I’d come home from working the late shift at the theatre and found them sitting side by side on the sofa, nestled beneath my mother’s favorite blanket. At first, it looked as though they were both sleeping, but something didn’t feel right. Neither of them were sound sleepers and always woke the moment I entered the room, but they both remained eerily quiet.
I walked over to the sofa and gave my mother a gentle nudge as I whispered, “Hey, Mom, I’m home.”
She didn’t move, so I shook her again—harder this time. “Mom! Wake up!”
Again, she didn’t budge. Frantic, I turned my attention to my father and gave him a firm shake as I cried, “Dad! Please wake up! Dad!”

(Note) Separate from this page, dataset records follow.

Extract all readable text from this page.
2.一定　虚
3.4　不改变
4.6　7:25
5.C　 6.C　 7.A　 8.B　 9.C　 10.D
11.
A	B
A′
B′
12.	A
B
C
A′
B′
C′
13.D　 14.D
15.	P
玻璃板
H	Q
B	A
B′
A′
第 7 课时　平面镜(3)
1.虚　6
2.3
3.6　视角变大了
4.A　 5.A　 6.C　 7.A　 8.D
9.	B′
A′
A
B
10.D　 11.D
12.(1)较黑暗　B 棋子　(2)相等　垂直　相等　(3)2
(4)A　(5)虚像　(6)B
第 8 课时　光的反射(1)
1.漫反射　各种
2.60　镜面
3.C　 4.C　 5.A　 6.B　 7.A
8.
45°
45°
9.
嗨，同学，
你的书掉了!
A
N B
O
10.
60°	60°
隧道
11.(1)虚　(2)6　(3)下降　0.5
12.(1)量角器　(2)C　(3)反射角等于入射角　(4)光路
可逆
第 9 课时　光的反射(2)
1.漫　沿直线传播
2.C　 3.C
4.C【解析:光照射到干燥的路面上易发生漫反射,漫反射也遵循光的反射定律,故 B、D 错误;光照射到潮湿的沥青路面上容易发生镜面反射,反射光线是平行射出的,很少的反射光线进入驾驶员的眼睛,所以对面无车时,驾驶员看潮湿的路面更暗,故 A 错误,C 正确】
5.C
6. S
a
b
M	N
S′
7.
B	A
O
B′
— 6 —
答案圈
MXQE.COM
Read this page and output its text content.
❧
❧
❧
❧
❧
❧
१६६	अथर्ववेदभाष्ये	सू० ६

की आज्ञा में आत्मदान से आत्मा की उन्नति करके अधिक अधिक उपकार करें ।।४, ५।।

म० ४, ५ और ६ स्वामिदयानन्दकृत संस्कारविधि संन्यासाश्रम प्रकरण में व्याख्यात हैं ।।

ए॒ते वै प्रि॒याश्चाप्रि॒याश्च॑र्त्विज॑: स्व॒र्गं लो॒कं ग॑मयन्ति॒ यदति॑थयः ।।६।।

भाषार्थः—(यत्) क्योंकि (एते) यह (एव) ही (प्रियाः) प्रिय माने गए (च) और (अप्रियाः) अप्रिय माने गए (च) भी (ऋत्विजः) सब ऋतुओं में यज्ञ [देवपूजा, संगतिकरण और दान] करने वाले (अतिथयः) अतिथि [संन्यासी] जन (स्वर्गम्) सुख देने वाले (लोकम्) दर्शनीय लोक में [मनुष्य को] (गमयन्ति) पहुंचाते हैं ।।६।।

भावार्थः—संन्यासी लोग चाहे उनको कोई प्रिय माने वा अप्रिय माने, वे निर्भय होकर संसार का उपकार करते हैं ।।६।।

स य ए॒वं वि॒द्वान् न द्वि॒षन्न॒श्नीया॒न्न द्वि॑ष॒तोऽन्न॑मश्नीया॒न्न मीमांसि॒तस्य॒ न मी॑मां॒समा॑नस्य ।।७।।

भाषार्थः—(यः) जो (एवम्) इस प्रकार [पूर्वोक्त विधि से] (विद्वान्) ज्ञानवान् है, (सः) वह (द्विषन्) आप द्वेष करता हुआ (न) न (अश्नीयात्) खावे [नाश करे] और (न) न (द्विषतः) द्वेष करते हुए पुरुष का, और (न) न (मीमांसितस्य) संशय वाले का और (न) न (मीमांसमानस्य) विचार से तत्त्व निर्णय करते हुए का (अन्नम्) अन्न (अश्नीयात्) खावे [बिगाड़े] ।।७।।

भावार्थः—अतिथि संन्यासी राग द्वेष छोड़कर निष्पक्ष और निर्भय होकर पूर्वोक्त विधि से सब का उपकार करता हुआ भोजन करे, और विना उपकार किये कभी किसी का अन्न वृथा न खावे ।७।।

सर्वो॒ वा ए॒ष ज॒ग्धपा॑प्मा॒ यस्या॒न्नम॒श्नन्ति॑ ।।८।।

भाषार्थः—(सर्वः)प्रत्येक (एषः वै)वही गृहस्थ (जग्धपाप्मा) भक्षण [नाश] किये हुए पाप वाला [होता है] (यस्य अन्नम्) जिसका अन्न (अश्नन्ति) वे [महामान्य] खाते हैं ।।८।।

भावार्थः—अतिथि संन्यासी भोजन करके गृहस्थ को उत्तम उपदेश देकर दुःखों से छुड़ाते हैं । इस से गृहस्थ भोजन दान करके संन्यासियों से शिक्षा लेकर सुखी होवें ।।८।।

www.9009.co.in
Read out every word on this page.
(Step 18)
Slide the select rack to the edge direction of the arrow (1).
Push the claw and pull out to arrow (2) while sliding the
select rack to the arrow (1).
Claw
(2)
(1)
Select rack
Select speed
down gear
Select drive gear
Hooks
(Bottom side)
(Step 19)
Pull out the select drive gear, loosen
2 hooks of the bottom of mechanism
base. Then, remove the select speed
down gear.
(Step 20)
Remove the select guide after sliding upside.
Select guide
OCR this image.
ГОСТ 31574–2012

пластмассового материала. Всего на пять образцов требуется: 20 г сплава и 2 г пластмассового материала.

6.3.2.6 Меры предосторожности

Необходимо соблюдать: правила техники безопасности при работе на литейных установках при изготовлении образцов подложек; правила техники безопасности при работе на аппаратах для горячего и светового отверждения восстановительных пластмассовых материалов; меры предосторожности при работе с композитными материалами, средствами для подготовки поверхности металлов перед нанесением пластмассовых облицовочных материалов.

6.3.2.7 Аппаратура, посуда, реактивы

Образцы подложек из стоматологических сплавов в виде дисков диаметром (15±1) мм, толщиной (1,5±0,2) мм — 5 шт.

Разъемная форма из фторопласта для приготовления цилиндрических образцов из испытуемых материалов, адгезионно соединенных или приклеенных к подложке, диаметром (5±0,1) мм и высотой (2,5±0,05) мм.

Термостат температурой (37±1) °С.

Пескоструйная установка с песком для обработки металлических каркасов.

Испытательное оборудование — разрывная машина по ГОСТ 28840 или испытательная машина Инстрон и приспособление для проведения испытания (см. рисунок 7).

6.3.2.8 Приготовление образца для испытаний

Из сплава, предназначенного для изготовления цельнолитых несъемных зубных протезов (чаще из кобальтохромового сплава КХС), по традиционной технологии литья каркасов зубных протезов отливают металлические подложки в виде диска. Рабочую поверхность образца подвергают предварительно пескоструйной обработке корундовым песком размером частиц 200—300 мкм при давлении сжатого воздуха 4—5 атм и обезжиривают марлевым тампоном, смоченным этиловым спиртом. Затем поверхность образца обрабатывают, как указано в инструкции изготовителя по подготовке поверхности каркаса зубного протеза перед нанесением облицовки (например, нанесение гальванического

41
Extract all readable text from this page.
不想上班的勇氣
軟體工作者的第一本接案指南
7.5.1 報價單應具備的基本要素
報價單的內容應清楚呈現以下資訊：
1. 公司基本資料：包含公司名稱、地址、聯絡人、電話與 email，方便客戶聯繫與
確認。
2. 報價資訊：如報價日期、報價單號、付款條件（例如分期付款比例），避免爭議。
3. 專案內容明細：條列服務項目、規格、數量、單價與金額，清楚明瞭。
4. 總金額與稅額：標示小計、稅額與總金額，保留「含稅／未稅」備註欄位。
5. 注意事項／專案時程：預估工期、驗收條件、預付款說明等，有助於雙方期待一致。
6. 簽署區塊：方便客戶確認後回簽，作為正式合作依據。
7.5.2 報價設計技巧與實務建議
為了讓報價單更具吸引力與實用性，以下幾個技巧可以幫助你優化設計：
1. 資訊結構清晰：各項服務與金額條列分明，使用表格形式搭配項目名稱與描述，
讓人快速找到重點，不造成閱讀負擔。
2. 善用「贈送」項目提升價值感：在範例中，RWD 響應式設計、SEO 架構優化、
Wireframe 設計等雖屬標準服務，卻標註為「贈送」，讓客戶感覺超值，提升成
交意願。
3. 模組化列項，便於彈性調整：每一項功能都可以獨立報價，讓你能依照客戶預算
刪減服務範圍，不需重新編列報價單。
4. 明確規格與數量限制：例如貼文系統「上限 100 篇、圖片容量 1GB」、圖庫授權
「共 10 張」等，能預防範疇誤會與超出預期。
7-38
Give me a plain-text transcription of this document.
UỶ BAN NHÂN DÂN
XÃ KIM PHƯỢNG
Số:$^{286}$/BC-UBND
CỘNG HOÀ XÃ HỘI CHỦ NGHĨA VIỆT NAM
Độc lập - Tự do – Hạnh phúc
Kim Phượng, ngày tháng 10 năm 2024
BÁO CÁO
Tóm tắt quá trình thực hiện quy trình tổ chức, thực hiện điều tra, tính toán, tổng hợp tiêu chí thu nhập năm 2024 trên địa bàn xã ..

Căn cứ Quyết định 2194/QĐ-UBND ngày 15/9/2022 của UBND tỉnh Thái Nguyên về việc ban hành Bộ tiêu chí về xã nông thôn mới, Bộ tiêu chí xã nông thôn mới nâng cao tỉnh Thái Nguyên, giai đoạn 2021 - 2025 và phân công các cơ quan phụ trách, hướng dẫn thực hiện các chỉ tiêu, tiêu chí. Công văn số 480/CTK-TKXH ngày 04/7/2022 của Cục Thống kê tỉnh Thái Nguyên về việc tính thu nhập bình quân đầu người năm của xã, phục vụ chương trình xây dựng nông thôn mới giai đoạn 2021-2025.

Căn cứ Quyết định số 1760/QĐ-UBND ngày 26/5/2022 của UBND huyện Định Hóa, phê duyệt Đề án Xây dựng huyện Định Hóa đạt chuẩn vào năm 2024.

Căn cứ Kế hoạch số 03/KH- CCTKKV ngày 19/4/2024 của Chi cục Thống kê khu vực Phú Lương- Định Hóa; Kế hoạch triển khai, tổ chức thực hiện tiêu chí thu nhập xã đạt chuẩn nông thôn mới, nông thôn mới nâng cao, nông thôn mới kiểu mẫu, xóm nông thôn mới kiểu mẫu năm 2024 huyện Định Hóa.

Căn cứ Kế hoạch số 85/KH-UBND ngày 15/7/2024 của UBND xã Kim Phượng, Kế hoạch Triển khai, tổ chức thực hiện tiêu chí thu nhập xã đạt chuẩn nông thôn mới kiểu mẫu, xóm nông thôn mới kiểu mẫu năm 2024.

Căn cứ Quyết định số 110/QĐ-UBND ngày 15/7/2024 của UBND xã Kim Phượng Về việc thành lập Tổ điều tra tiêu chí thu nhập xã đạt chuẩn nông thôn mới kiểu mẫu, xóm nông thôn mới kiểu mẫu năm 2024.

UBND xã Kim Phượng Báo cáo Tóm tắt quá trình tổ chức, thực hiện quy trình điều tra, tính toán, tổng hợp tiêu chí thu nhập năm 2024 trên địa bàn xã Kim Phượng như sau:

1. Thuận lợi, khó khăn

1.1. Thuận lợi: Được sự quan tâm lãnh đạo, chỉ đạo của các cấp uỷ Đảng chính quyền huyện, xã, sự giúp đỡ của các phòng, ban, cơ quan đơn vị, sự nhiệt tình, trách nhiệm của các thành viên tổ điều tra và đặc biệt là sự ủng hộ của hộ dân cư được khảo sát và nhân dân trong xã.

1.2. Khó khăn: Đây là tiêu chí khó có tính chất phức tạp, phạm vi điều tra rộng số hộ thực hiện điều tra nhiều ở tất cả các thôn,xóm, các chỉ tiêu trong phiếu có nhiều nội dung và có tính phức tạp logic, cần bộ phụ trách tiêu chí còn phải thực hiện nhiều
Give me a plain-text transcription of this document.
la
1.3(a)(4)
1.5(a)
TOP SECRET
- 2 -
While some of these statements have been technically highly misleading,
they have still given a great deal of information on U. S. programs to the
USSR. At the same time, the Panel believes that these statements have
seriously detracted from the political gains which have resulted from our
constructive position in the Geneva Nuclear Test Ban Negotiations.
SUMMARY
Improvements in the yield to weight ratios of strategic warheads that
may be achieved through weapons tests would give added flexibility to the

I called 911, then immediately went back to shaking and pleading with them hysterically. Neither of them responded. I couldn’t understand what was happening and started searching for some kind of injury but found nothing. As I continued to try to wake them, my head began to pound, and I started to feel dizzy. Suddenly, I felt the heat of Dad’s space heater radiating against my ankles.
That’s when it hit me.
It was carbon monoxide poisoning. I quickly unplugged the heater, then rushed around and opened all the windows, praying it would be enough to bring them back.
It wasn’t.
When the ambulance finally arrived, the medics rushed inside the house and started asking numerous questions, some of which left me feeling like I was at fault for what had happened. I answered them the best I could, then stepped back and let them try to help my parents.
I felt like I was in a nightmare, unable to move or speak. I just stood there, watching as they started doing chest compressions, breathing into their mouths, and using a defibrillator. I could hear the beeping of the machines and the paramedics shouting instructions to each other.
The minutes felt like hours as I watched them work. I wanted to help, but I was too scared to move. I just stood there, praying that they would be able to save my parents. Finally, after what felt like an eternity, one of the paramedics looked up at me and said, “I’m sorry.”
My heart sank as I listened to his partner say, “They were too far gone... There’s nothing more we can do.”
With that, they loaded each of them onto a gurney and covered them with a white sheet. Seconds later, they ushered their lifeless bodies out to the ambulance and closed the door. Before pulling away, one of the medics came over to me and asked, “You got someplace to go?”
“What?” I muttered.
“A place to go?” He glanced back at the ambulance as he said, “The cops will be here any minute. They’re gonna have questions, and one of them is gonna be whether or not you have a place to go.”
“I don’t know.”
“I know this is tough. I’m sure you weren’t expecting something like this to happen to your folks.”
Fighting back my tears, I replied, “No, I wasn’t.”
“You eighteen?”
“No, but I will be in a few months.”
“You got someplace you can stay until then?” When I didn’t immediately answer, he pushed, “A grandmother or aunt and uncle?”
“I don’t know.”
“Well, you best think of something.” Concern marked his face as he told me, “Cause if you don’t have a place, they’ll find you one. And trust me... You don’t want that.”
Before I could respond, a cop car pulled into the drive. He gave me a quick nod, then whispered, “Good luck.”